Grâce au succès de Rocky Balboa, Sylvester Stallone est arrivé à remonter sur le devant de la scène en tant qu’acteur mais également en tant que réalisateur. Il en profite ainsi pour ressusciter son autre personnage fétiche : John Rambo. Après deux derniers épisodes s’éloignant du réalisme et ayant transformé le personnage en super-guerrier quasiment invincible à la psychologie assez mince, il décide, comme pour le célèbre boxeur, de revenir aux sources, c’est-à-dire un personnage traumatisé pour ce qui est du vétéran du Vietnam.
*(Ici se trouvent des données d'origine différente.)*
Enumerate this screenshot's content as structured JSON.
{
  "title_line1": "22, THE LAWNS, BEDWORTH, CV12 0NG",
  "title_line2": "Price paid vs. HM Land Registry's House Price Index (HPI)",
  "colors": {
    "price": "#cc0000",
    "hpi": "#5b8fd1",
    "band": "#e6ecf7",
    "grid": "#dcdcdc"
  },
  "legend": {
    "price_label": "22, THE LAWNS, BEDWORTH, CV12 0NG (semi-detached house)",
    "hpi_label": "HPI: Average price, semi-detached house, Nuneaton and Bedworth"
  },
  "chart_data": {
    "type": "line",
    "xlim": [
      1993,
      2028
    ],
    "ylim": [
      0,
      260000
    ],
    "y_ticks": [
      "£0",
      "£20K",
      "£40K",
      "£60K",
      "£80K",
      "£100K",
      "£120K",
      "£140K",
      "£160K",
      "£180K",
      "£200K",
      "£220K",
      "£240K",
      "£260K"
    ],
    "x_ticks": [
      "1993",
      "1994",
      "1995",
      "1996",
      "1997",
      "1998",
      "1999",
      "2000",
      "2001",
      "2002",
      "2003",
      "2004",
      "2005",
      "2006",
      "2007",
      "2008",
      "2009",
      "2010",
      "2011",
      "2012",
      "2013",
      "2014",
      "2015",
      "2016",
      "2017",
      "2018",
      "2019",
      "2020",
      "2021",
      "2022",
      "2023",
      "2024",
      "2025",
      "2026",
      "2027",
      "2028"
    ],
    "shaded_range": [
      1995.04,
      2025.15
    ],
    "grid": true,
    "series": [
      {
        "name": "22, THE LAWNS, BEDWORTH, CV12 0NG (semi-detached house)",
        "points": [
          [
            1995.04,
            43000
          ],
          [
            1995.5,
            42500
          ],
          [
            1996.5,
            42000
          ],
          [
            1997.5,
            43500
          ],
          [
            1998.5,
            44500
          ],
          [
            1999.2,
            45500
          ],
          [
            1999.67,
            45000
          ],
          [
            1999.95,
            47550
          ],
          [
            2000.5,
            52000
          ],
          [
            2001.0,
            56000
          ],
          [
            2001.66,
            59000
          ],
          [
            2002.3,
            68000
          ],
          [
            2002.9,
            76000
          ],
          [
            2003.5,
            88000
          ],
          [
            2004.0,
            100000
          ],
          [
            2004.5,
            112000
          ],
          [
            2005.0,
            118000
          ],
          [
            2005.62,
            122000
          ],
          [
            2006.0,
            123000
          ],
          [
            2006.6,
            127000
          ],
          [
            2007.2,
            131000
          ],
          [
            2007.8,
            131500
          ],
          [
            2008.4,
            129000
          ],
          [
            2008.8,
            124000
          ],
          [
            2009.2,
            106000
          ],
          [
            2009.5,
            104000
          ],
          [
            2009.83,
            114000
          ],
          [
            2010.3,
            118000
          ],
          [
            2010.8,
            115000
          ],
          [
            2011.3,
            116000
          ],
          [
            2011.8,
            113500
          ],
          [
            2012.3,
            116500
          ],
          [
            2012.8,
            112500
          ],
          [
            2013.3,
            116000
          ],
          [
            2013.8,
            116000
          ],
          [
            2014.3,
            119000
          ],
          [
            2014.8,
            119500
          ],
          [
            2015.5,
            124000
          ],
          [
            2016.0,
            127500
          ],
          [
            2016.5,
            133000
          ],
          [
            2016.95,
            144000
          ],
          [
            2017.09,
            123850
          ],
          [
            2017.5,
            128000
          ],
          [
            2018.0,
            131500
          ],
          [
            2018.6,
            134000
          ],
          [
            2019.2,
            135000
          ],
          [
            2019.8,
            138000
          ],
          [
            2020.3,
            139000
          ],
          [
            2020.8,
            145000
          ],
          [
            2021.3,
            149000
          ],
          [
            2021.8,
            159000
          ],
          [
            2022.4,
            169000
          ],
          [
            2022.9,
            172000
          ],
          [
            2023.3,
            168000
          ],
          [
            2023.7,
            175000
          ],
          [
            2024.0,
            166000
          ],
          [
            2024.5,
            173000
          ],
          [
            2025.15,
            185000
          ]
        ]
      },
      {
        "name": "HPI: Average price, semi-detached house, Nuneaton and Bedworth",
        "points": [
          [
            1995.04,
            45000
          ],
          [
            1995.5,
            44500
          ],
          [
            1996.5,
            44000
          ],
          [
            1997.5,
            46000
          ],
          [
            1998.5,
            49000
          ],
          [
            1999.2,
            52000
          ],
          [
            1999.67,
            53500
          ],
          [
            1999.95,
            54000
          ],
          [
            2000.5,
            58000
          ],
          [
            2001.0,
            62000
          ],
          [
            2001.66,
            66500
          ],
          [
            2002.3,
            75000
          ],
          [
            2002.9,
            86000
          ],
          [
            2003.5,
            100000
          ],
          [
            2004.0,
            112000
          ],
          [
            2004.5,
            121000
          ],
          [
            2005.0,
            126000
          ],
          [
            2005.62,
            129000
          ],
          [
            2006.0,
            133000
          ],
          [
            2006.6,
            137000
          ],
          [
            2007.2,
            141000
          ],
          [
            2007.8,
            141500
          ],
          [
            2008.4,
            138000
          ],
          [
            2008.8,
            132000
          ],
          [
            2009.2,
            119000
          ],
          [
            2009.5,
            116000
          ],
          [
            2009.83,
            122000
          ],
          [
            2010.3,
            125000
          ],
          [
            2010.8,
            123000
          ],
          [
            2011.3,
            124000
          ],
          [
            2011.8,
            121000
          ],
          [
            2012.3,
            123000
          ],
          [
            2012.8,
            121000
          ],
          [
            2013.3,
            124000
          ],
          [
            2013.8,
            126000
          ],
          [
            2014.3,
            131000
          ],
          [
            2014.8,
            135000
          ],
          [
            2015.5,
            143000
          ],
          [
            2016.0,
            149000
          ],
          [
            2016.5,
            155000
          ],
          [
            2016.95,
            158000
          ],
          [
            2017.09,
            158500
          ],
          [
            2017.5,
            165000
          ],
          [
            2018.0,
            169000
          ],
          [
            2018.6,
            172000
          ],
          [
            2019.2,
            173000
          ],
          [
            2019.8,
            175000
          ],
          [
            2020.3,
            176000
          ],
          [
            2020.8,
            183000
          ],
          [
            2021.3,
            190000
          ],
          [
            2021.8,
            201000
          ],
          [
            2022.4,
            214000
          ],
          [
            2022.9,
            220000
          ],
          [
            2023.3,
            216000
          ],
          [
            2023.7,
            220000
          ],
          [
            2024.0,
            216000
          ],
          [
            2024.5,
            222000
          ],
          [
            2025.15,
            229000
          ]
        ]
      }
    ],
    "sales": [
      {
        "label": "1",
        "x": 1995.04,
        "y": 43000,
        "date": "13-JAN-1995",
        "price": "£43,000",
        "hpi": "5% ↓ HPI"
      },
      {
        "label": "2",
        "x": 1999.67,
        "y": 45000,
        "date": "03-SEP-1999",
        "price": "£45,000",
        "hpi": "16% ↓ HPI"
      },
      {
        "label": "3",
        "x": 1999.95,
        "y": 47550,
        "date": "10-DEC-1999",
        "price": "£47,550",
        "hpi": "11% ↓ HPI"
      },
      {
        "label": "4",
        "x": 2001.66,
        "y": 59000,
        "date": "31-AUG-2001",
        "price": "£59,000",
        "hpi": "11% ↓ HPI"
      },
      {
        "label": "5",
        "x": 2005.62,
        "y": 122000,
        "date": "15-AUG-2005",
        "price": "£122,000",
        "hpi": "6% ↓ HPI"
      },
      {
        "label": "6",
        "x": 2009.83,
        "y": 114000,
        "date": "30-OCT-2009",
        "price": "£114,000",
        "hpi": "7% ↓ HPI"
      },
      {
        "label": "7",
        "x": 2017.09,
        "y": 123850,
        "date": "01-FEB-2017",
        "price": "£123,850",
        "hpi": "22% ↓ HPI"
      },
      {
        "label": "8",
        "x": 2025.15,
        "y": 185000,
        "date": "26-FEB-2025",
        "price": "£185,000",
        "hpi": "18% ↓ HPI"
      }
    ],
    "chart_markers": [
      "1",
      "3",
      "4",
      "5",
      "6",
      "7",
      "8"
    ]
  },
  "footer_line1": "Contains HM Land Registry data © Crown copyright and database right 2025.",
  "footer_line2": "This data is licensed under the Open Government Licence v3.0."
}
On retrouve donc, comme pour le premier épisode, un personnage hanté pour ses expériences de guerre et rejetant le monde qui l’entoure ("Fuck the world").
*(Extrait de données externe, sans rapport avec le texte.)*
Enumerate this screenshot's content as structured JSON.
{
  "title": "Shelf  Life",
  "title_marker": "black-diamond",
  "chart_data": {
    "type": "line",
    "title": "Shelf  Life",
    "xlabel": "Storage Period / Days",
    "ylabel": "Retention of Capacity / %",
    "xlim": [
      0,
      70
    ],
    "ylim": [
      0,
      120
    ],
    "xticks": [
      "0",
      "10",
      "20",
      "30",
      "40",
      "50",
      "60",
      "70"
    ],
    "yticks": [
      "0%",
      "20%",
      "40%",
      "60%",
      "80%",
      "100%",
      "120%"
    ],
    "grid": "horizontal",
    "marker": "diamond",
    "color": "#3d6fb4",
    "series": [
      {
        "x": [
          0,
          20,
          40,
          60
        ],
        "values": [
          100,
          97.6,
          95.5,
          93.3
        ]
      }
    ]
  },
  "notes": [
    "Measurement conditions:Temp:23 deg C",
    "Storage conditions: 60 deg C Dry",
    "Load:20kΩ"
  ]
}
Cette psychologie troublée apparaît pleinement dans la séquence du cauchemar réutilisant de manière impressionnante des extraits des précédents volets (et même la séquence finale alternative du premier épisode).
Rambo est redevenu réellement un personnage torturé qui ne peut désormais s’accomplir pleinement que dans la violence bien qu’il rejette totalement cette partie de sa personnalité. On pourra d’ailleurs regretter que l’acteur-réalisateur ait coupé de la version cinéma une séquence de discussion de presque 5 minutes entre Rambo et Sarah précisant encore plus la psychologie de son héros et éclaircissant son choix d’aider la jeune femme et ses compagnons.
Mais ce travail sur le personnage n’est pas le seul aspect de réalisme que Stallone cherche à traiter. En effet, il décide de montrer toute l’horreur de la guerre et du génocide du peuple Karen par la junte militaire birmane que le film permet de mettre en lumière, l'Occident le connaissant très mal. Ainsi, il fait preuve d’une crudité assez incroyable dans les scènes de massacres et n’épargne aucune abomination au spectateur : exécutions d’enfants par balles ou en étant jetés au feu, membres ou têtes arrachés ou découpés, corps déchiquetés par des mines… De plus, pour une fois, Rambo, tout en restant un combattant d’exception, n’est pas seul pour vaincre une armée entière, privilégiant la crédibilité au côté fun. L’aspect distrayant des précédents volets disparaît et laisse place à une violence nettement plus crédible qui perd tout aspect plaisant.
Ce réalisme est d’ailleurs annoncé dès la première séquence puisque celle-ci adopte la forme du reportage (la version française emploie même Patrick Poivre d’Arvor dans les voix-off). En effet, d’un point de vue visuel, Sylvester Stallone (dont c’est l’unique passage derrière la caméra pour un Rambo) adopte une forme en rupture totale avec les précédents épisodes. Les séquences de guerre sont extrêmement découpées et utilisent beaucoup la caméra portée pour renforcer la crudité des images : on peut voir John Rambo comme une forme de prolongement de l’expérience d’Il faut sauver le soldat Ryan. Comme pour Rocky Balboa, le cinéaste s’autorise une utilisation du noir et blanc et des séquences proches de l’expérimental
(la séquence du cauchemar citée précédemment)
ou purement cinématographique
(celle de la forge du poignard réactualisant une scène coupée de Rambo III)
.
Si le scénario ne cherche pas à offrir une multitude de rebondissements (et reprend au passage une structure proche de celle de l’épisode précédent), c’est qu’il cherche à privilégier cette vision d’un monde d’une grande dureté. Ainsi, comme pour le premier épisode, on peut retrouver un regard sans pitié sur l’humanité et la civilisation américaine mettant dos à dos des humanitaires pleins de bons sentiments mais complètement déconnectés de la réalité des terrains de guerre (c’est d’ailleurs cette connaissance de ceux-ci qui rend Rambo totalement désillusionné et qui le pousse à vouloir les éviter à tout prix) et des mercenaires représentés par un chef macho, raciste et totalement imbu de lui-même.
Pourtant, c’est cette plongée en enfer qui permet au personnage de l’ancien béret vert de se sentir prêt à renouer avec ses origines dans une séquence finale qui semblait à l’époque être une conclusion parfaite à la saga.